Mais adiante, a carruagem virou novamente e parou. Chen Yi, de dentro, ouviu vozes interrogando, seguidas de conversas indistintas, cujas palavras mal pôde entender, pois o som era muito baixo. Logo depois, a carruagem prosseguiu.

Após mais uma distância percorrida e outra mudança de direção, a carruagem deteve-se novamente. Ouviu-se outra breve conversa, e então a cortina dos fundos foi levantada; uma cabeça espreitou e um feixe de luz intensa invadiu o interior, fazendo os olhos de Chen Yi doerem e impedindo-o de distinguir nitidamente a fisionomia do interlocutor, que lhe saudava com respeito.

As cortinas daquela carruagem eram espessas; durante o trajeto, apenas alguns raios de luz filtravam-se, deixando o interior em penumbra. Acostumado à escuridão, Chen Yi teve dificuldade em adaptar-se à claridade repentina do exterior.

— Senhor Chen, por favor, desça da carruagem!

Pela voz, reconheceu o mesmo eunuco que o buscara na estalagem. Após ajustar-se à luz, Chen Yi desceu de um salto, seguindo o gesto convidativo do eunuco, e passou a observar naturalmente os arredores.

O que viu foi uma muralha imponente, de cerca de vinte metros de altura, que se estendia para ambos os lados, dando a impressão de massa e peso opressivos. O portão monumental, destacando-se contra a muralha, era ainda mais impressionante. Soldados armados patrulhavam o topo, conferindo ao ambiente uma atmosfera de força e autoridade invisível.

Era o palácio imperial. Ali estava, diante do Palácio Daming da grande dinastia Tang, fronteiriço à muralha mesma. A cena, embora semelhante ao que imaginara, era ainda mais grandiosa e majestosa do que supusera, capaz de assombrar qualquer um.

Sob o portão principal, erguia-se uma torre monumental, com cinco entradas. Chen Yi sabia tratar-se do famoso Portão Danfeng, considerado o maior de toda a dinastia Tang. Mas também sabia que esse portão só era aberto em ocasiões especiais, como o primeiro dia do ano ou grandes cerimônias; naquele dia, portanto, não passaria por ali. De fato, logo o eunuco lhe indicou outro portão lateral. Controlando a excitação, Chen Yi retribuiu o gesto e seguiu em direção ao portão, igualmente guardado por muitos soldados.

Ao chegar sob o portão, semicerrando os olhos, tentou ler qual era aquele acesso. Demorou alguns instantes até distinguir os três vigorosos caracteres: “Portão Jianfu”.

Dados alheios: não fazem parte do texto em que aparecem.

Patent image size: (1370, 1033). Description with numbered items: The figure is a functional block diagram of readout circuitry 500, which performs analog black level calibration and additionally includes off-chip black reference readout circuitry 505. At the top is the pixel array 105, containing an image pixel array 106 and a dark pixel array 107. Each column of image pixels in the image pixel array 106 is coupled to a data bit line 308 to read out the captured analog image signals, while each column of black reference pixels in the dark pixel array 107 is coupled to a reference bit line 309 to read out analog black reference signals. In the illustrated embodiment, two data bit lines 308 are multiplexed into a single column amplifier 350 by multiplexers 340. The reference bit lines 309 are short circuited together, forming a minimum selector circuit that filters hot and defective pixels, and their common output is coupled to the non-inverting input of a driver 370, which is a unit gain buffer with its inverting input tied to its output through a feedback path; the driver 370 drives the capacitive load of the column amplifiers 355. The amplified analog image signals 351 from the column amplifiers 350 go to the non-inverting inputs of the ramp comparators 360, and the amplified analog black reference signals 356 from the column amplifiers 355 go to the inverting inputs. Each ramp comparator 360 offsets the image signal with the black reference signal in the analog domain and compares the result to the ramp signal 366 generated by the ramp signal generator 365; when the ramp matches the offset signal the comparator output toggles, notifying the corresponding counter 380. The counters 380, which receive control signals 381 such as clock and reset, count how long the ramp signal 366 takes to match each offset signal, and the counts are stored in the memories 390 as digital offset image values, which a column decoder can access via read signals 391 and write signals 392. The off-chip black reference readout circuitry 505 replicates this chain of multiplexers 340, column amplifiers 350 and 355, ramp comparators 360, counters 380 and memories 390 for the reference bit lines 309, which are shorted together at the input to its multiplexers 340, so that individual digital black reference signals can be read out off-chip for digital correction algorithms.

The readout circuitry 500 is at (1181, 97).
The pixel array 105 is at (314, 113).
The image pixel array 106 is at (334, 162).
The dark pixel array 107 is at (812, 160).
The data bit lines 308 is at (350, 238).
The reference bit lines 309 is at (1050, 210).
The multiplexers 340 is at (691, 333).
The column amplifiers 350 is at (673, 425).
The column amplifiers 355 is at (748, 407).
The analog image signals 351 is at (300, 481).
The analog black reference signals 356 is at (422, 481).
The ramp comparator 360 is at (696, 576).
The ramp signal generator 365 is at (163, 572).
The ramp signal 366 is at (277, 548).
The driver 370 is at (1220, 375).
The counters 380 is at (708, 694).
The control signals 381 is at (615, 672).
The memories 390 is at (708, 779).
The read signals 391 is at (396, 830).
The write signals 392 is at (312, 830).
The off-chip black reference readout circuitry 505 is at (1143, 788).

Chen Yi conhecia o Palácio Daming em detalhes; no futuro, dedicara-se ao estudo de sua planta e visitara diversas vezes o parque arqueológico erguido sobre suas ruínas, sabia bem a localização aproximada de cada palácio desenterrado. Sabia que o Portão Jianfu era uma das três principais entradas laterais do Palácio Daming, localizado à direita do Portão Danfeng, servindo como via principal de acesso para ministros e funcionários do palácio. Por ali, adentrava-se a praça do Salão Hanyuan, seguida pelo Salão Xuanzheng, o Salão Zichen e muitos outros palácios e jardins.

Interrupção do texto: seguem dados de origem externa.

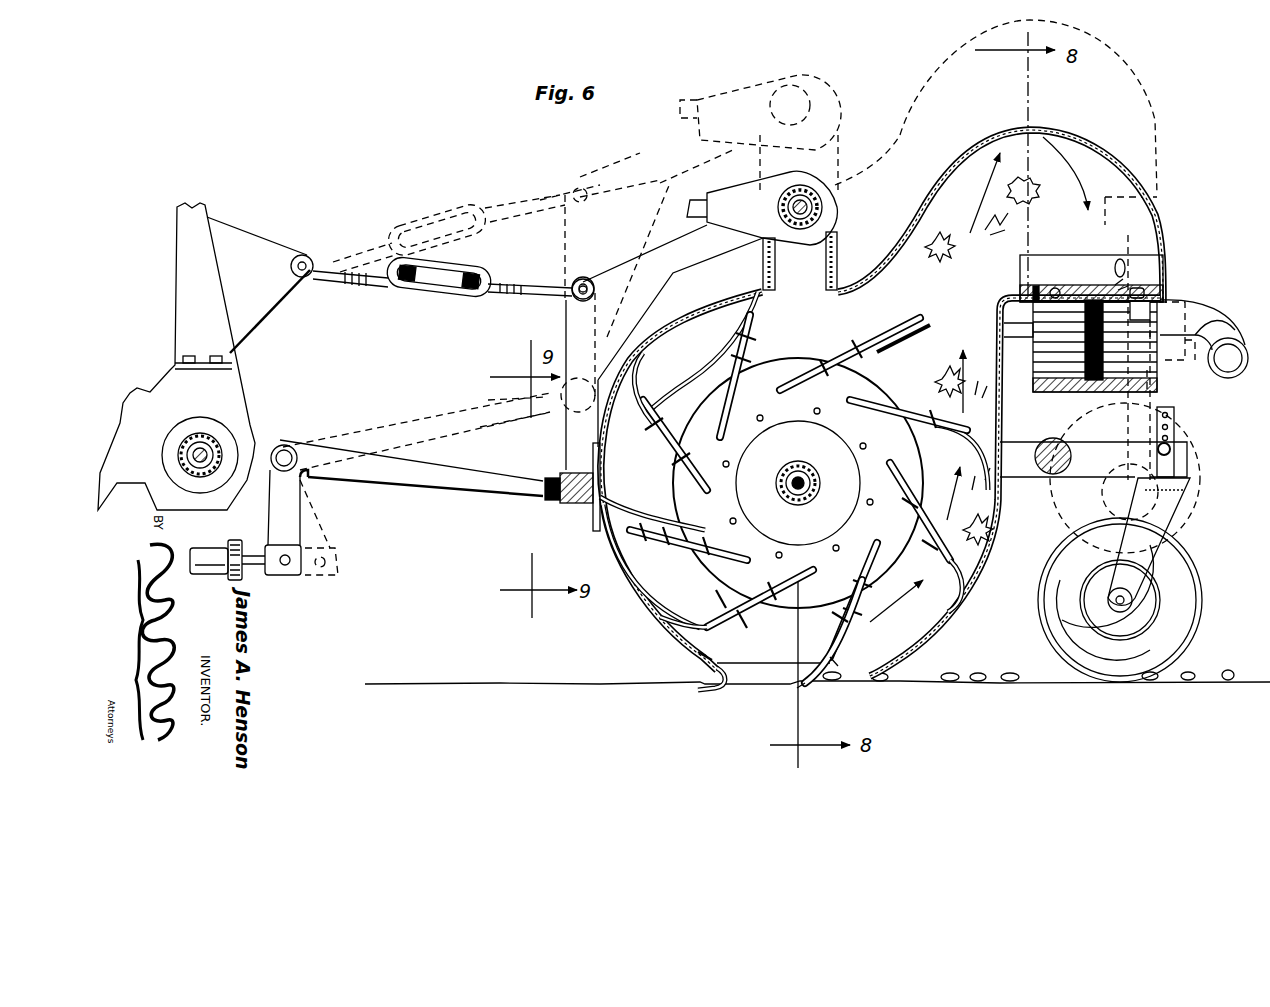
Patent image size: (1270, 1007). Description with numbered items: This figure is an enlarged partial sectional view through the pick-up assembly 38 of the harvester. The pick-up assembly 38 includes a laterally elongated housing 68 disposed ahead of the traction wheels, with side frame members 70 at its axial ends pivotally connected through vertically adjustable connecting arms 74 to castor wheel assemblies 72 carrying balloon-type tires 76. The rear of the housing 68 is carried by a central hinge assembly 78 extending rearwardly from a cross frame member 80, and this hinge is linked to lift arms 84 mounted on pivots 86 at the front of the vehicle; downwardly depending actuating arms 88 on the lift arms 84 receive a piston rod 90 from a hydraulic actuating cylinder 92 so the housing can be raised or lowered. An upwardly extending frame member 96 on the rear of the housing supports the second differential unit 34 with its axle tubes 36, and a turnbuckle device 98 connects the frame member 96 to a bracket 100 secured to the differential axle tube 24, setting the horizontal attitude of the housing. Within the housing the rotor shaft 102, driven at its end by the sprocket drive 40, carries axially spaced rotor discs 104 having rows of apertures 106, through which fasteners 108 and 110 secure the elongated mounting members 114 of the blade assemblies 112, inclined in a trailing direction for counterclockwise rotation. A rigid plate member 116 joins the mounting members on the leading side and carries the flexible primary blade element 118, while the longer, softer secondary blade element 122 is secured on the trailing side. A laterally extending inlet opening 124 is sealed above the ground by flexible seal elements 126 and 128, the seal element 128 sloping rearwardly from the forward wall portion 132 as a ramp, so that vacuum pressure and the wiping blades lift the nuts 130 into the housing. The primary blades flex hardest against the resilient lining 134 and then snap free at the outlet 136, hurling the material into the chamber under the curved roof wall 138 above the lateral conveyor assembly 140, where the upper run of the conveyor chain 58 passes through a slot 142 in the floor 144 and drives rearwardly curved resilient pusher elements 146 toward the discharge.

The differential axle tube 24 is at (148, 390).
The second differential unit 34 is at (742, 192).
The axle tubes 36 is at (197, 430).
The pick-up assembly 38 is at (640, 611).
The sprocket drive 40 is at (840, 256).
The conveyor chain 58 is at (1114, 358).
The housing 68 is at (712, 306).
The side frame members 70 is at (1020, 470).
The castor wheel assemblies 72 is at (1178, 515).
The connecting arms 74 is at (1175, 445).
The balloon-type tires 76 is at (1175, 590).
The central hinge assembly 78 is at (572, 507).
The cross frame member 80 is at (593, 455).
The lift arms 84 is at (437, 480).
The pivots 86 is at (290, 447).
The actuating arms 88 is at (300, 508).
The piston rod 90 is at (268, 568).
The bolt 92 is at (208, 556).
The frame member 96 is at (578, 331).
The turnbuckle device 98 is at (455, 272).
The bracket 100 is at (243, 248).
The rotor shaft 102 is at (810, 468).
The rotor discs 104 is at (790, 595).
The apertures 106 is at (742, 385).
The fasteners 108 is at (688, 445).
The fasteners 110 is at (735, 372).
The blade assemblies 112 is at (826, 355).
The mounting member 114 is at (715, 552).
The plate member 116 is at (676, 545).
The primary blade element 118 is at (633, 535).
The secondary blade element 122 is at (651, 492).
The inlet opening 124 is at (885, 340).
The seal element 126 is at (700, 678).
The seal element 128 is at (867, 670).
The nuts 130 is at (858, 660).
The forward wall portion 132 is at (1005, 405).
The resilient lining 134 is at (985, 372).
The outlet 136 is at (1006, 341).
The curved roof wall 138 is at (1100, 143).
The lateral conveyor assembly 140 is at (1138, 272).
The slot 142 is at (1091, 265).
The floor 144 is at (1160, 303).
The pusher elements 146 is at (1045, 290).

No entanto, tudo o que sabia era fruto de descobertas arqueológicas; a realidade, só agora estava a conhecer de fato.

— Senhor Chen, por favor, siga-me até o interior do palácio! — disse o eunuco, notando o olhar curioso de Chen Yi para todos os detalhes do portão. Embora mantivesse o semblante respeitoso, havia um leve traço de desdém em sua expressão ao fazer uma nova reverência e indicar-lhe o caminho.